Angel’s poems have appeared in scores of magazines, and have been collected in numerous anthologies, including The Plume Anthology of Poetry, Pratik International, The Heart's Many Doors, The Best American Poetry, American Hybrid, Poets of the New Century, and Forgotten Language. Other awards included a gift from the Elgin Cox Trust, a Pushcart Prize, the Gertrude Stein Award, a Fulbright Foundation fellowship, and the Bess Hokin Award of the Modern Poetry Association.
Angel was a friend of Foundlings Press and contributed to the Strays series. His collection in Strays Pack 2 was his final publication before his passing on March 6, 2020.
Ralph left behind an incredible body of work, but he also left a legacy of support, guidance, and inspiration for younger poets as well as his contemporaries. We’re happy that, with Mary Angel’s blessing and assistance, we can honor Ralph in a way that feels continuous with his life’s work: By recognizing, honoring, and encouraging the work of other poets.

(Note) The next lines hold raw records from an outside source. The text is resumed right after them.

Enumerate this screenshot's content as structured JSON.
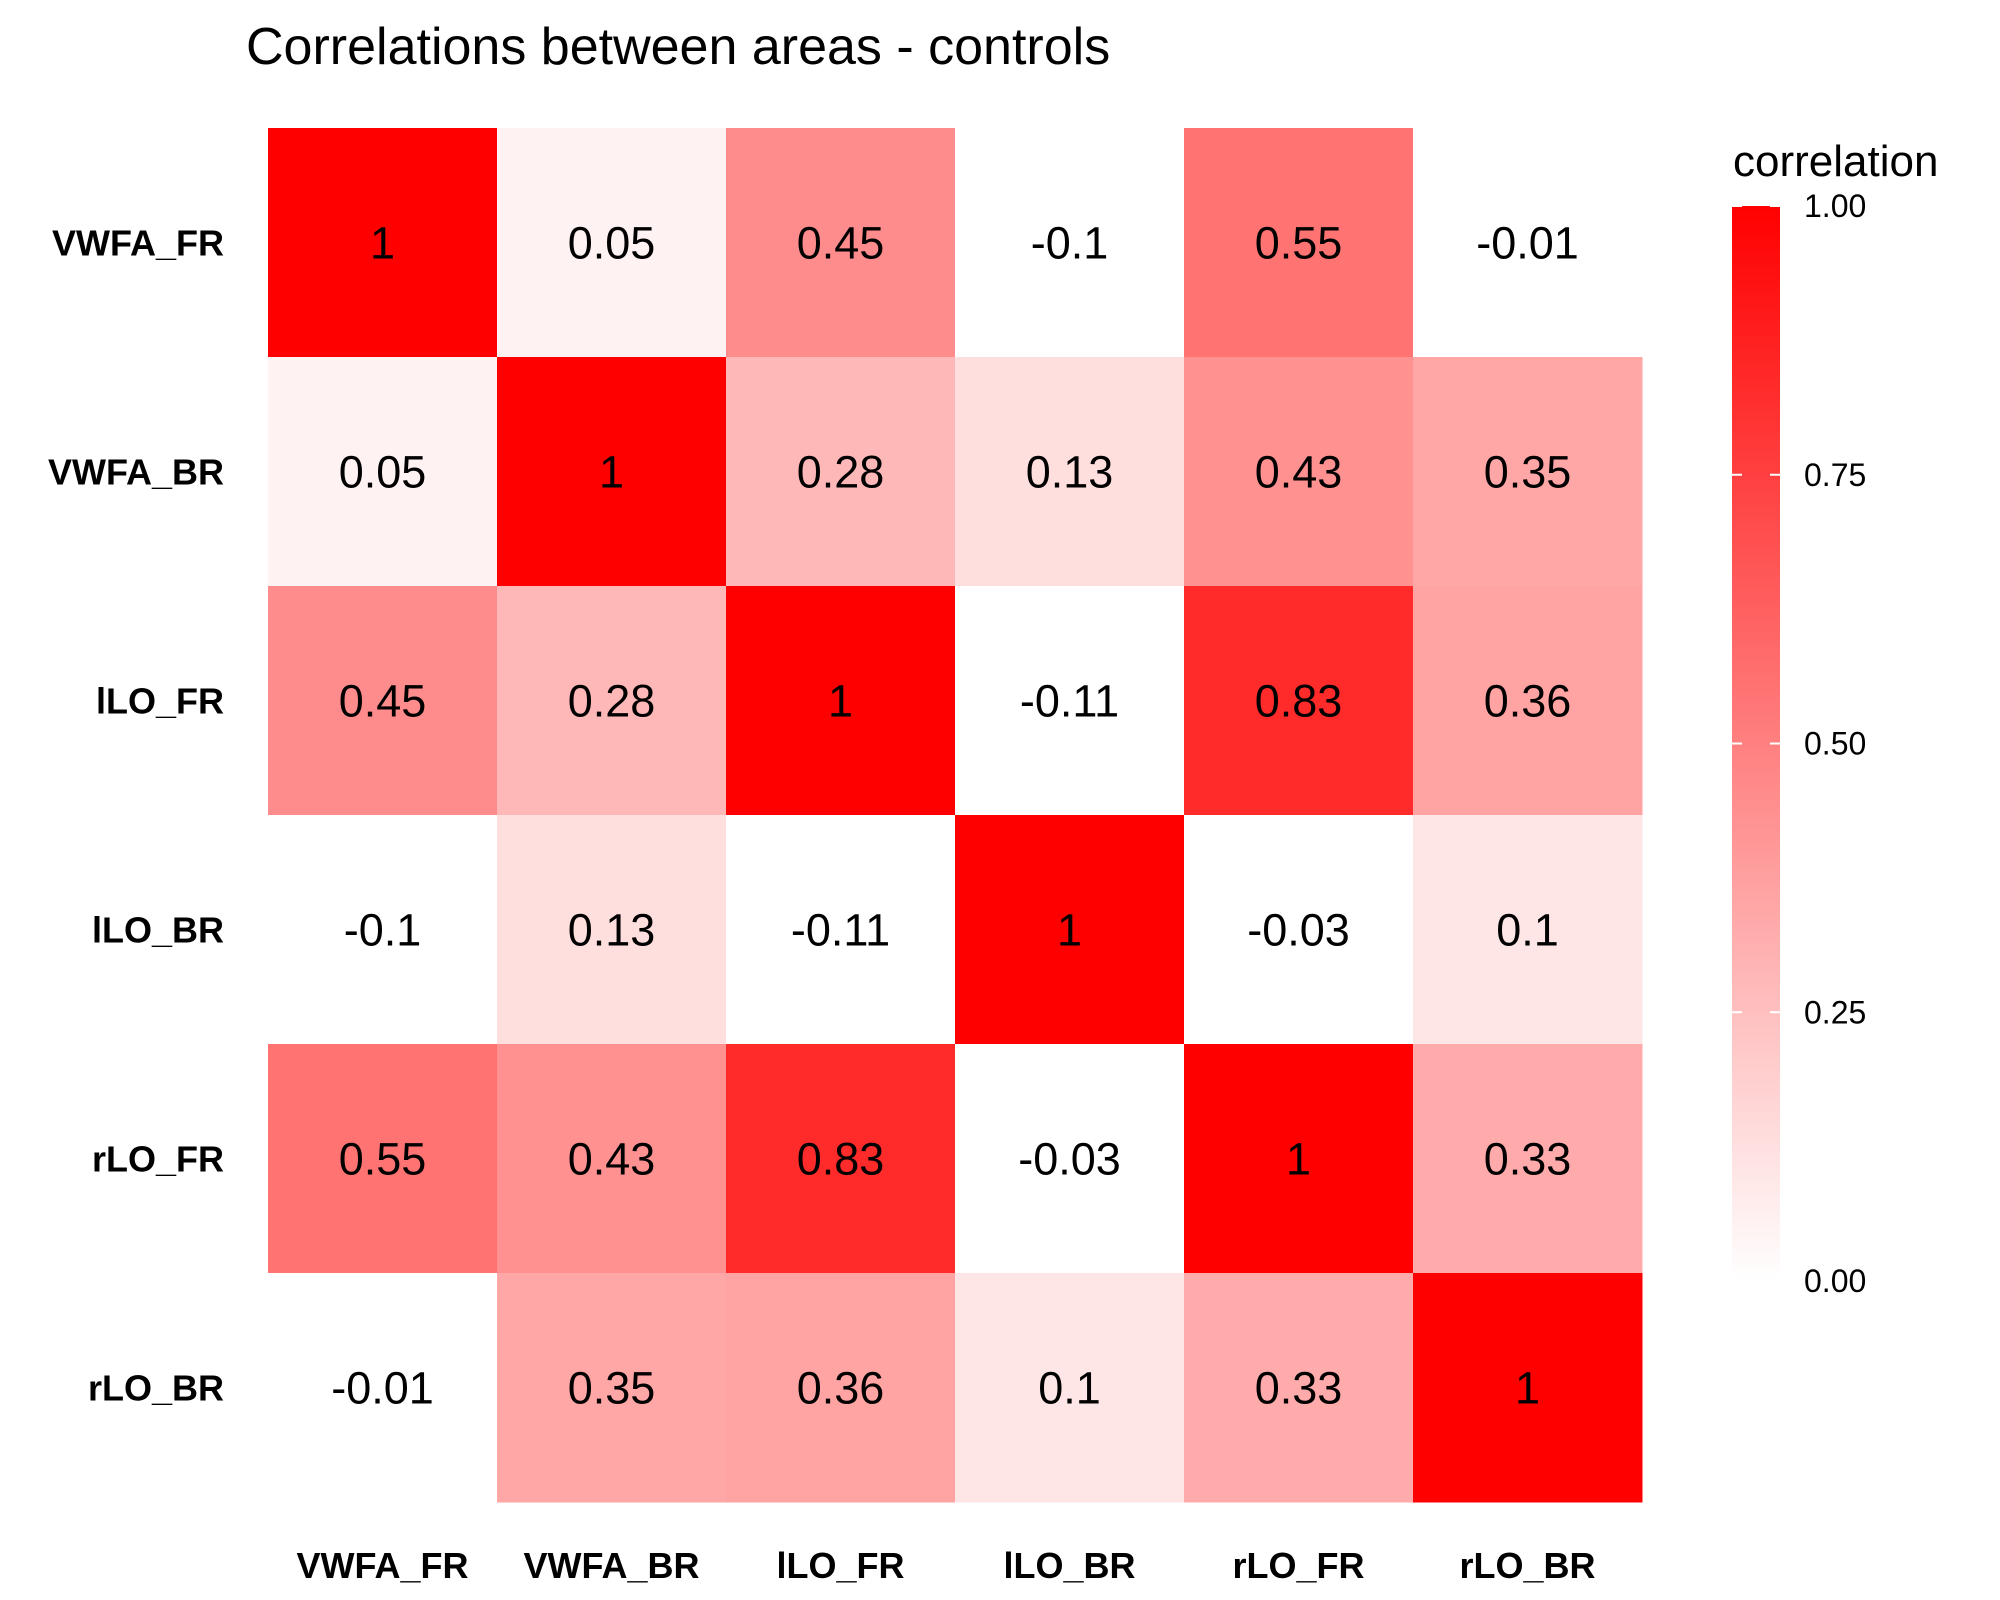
{
  "chart_data": {
    "type": "heatmap",
    "title": "Correlations between areas - controls",
    "rows": [
      "VWFA_FR",
      "VWFA_BR",
      "lLO_FR",
      "lLO_BR",
      "rLO_FR",
      "rLO_BR"
    ],
    "columns": [
      "VWFA_FR",
      "VWFA_BR",
      "lLO_FR",
      "lLO_BR",
      "rLO_FR",
      "rLO_BR"
    ],
    "values": [
      [
        1,
        0.05,
        0.45,
        -0.1,
        0.55,
        -0.01
      ],
      [
        0.05,
        1,
        0.28,
        0.13,
        0.43,
        0.35
      ],
      [
        0.45,
        0.28,
        1,
        -0.11,
        0.83,
        0.36
      ],
      [
        -0.1,
        0.13,
        -0.11,
        1,
        -0.03,
        0.1
      ],
      [
        0.55,
        0.43,
        0.83,
        -0.03,
        1,
        0.33
      ],
      [
        -0.01,
        0.35,
        0.36,
        0.1,
        0.33,
        1
      ]
    ],
    "cell_labels": [
      [
        "1",
        "0.05",
        "0.45",
        "-0.1",
        "0.55",
        "-0.01"
      ],
      [
        "0.05",
        "1",
        "0.28",
        "0.13",
        "0.43",
        "0.35"
      ],
      [
        "0.45",
        "0.28",
        "1",
        "-0.11",
        "0.83",
        "0.36"
      ],
      [
        "-0.1",
        "0.13",
        "-0.11",
        "1",
        "-0.03",
        "0.1"
      ],
      [
        "0.55",
        "0.43",
        "0.83",
        "-0.03",
        "1",
        "0.33"
      ],
      [
        "-0.01",
        "0.35",
        "0.36",
        "0.1",
        "0.33",
        "1"
      ]
    ],
    "legend": {
      "title": "correlation",
      "ticks": [
        1.0,
        0.75,
        0.5,
        0.25,
        0.0
      ],
      "tick_labels": [
        "1.00",
        "0.75",
        "0.50",
        "0.25",
        "0.00"
      ],
      "range": [
        -0.2,
        1.0
      ],
      "placement": "right"
    },
    "colors": {
      "low": "#ffffff",
      "high": "#ff0000"
    }
  }
}
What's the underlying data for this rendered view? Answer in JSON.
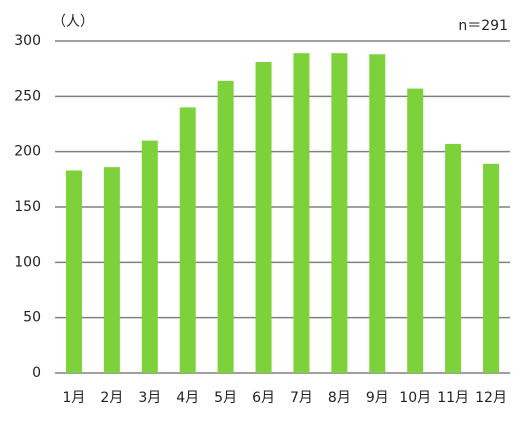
{
  "chart_data": {
    "type": "bar",
    "y_unit": "（人）",
    "note": "n＝291",
    "categories": [
      "1月",
      "2月",
      "3月",
      "4月",
      "5月",
      "6月",
      "7月",
      "8月",
      "9月",
      "10月",
      "11月",
      "12月"
    ],
    "values": [
      183,
      186,
      210,
      240,
      264,
      281,
      289,
      289,
      288,
      257,
      207,
      189
    ],
    "color": "#7dd13a",
    "ylim": [
      0,
      300
    ],
    "yticks": [
      0,
      50,
      100,
      150,
      200,
      250,
      300
    ],
    "grid": true
  }
}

More information about Ralph and his poetry is available at https://ralphangel.com/.
ABOUT DAVID ST. JOHN
David St. John is an American poet. He has been honored, over the course of his career, with many prizes for poets, including: both the Rome Prize Fellowship and the Award in Literature from the American Academy and Institute of Arts and Letters; the O. B. Hardison Prize (a career award for teaching and poetic achievement) from The Folger Shakespeare Library; and the George Drury Smith Lifetime Achievement Award from the Beyond Baroque Literary Arts Foundation.
He is the author of eleven collections of poetry (including Study for the World’s Body, nominated for The National Book Award in Poetry), most recently The Last Troubadour: New and Selected Poems, as well as a volume of essays, interviews and reviews entitled Where the Angels Come Toward Us. He is the co-editor of American Hybrid: A Norton Anthology of New Poetry and the editor of The Selected Levis and The Darkening Trapeze: Last Poems of Larry Levis.
David St. John has written libretti for the opera, THE FACE, and for the choral symphony, THE SHORE. He was elected to the American Academy of Arts and Sciences (2016) and named a Chancellor of the Academy of American Poets (2017). David St. John is University Professor of English and Comparative Literature and Chair of English at The University of Southern California. He lives with his wife, poet and essayist Anna Journey, in Venice Beach, California.